- Pitcher
- Born: January 25, 1973 (age 52) Rembert, South Carolina, U.S.
- Batted: LeftThrew: Left

MLB debut
- September 12, 1995, for the Atlanta Braves

Last MLB appearance
- September 26, 1998, for the Tampa Bay Devil Rays

MLB statistics
- Win–loss record: 8–5
- Earned run average: 3.99
- Strikeouts: 125
- Stats at Baseball Reference

Teams
- Atlanta Braves (1995–1997); Tampa Bay Devil Rays (1998);

= Terrell Wade =

American baseball player (born 1973)

Hawatha Terrell Wade (born January 25, 1973) is an American former professional baseball pitcher who played in Major League Baseball.

Wade attended Hillcrest High School in Dalzell, South Carolina where he was teammates on the school's basketball team with Ray Allen. Wade played only one season of high school baseball team on a dare. After graduating in 1991, Wade worked a day job as a bricklayer. In the summer of 1991, he impressed Atlanta Braves scouts during a tryout and was signed to an amateur free agent contract.

Wade earned a World Series ring by pitching in three games in 1995, a total of four innings. His best season as a major leaguer was 1996 in which he pitched in 44 games, going 5–0 with an earned run average of 2.97.

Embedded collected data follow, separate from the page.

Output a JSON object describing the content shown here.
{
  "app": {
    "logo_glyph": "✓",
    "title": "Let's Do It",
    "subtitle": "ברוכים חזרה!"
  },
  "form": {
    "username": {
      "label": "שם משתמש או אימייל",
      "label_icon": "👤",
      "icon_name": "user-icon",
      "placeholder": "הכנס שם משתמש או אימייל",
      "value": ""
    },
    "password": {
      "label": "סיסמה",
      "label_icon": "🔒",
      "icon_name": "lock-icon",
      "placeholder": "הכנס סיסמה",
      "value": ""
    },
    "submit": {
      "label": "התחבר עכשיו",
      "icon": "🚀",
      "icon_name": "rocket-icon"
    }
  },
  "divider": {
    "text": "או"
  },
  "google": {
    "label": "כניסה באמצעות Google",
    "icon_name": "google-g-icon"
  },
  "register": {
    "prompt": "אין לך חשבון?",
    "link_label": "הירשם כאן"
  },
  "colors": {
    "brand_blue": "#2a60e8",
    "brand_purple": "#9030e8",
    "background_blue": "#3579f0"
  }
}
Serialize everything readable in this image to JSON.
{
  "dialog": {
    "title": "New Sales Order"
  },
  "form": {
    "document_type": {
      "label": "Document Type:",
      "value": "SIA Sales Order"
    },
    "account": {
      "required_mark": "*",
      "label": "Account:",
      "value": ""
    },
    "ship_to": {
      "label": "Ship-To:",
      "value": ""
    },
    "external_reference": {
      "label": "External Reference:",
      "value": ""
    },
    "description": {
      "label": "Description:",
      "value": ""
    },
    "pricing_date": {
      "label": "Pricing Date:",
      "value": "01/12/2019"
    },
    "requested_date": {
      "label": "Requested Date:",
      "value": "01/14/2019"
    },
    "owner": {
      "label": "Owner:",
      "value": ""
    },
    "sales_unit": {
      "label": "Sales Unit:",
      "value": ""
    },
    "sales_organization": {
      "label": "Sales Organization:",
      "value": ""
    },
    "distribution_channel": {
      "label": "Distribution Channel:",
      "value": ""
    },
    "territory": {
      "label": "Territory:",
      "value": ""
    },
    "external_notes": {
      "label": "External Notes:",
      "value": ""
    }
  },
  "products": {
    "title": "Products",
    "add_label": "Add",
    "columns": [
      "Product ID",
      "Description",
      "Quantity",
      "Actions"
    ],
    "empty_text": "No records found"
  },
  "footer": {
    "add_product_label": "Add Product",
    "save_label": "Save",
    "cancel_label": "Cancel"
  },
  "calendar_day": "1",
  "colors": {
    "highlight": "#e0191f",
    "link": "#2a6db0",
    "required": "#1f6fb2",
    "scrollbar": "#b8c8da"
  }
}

He was selected by the Tampa Bay Devil Rays during the expansion franchise draft following the 1997 season (November 18, 1997; 60th overall). He pitched a total of 10.2 innings with the Devil Rays posting a 5.06 ERA and 2–2 record.

He spent all of 1998 with the Triple A Durham Bulls going 1–7 with a 9.49 ERA in 34 games. The following season he was signed by the Cincinnati Reds but spent all season in the minors.

Wade played in the independent leagues from 2003 to 2004 before retiring.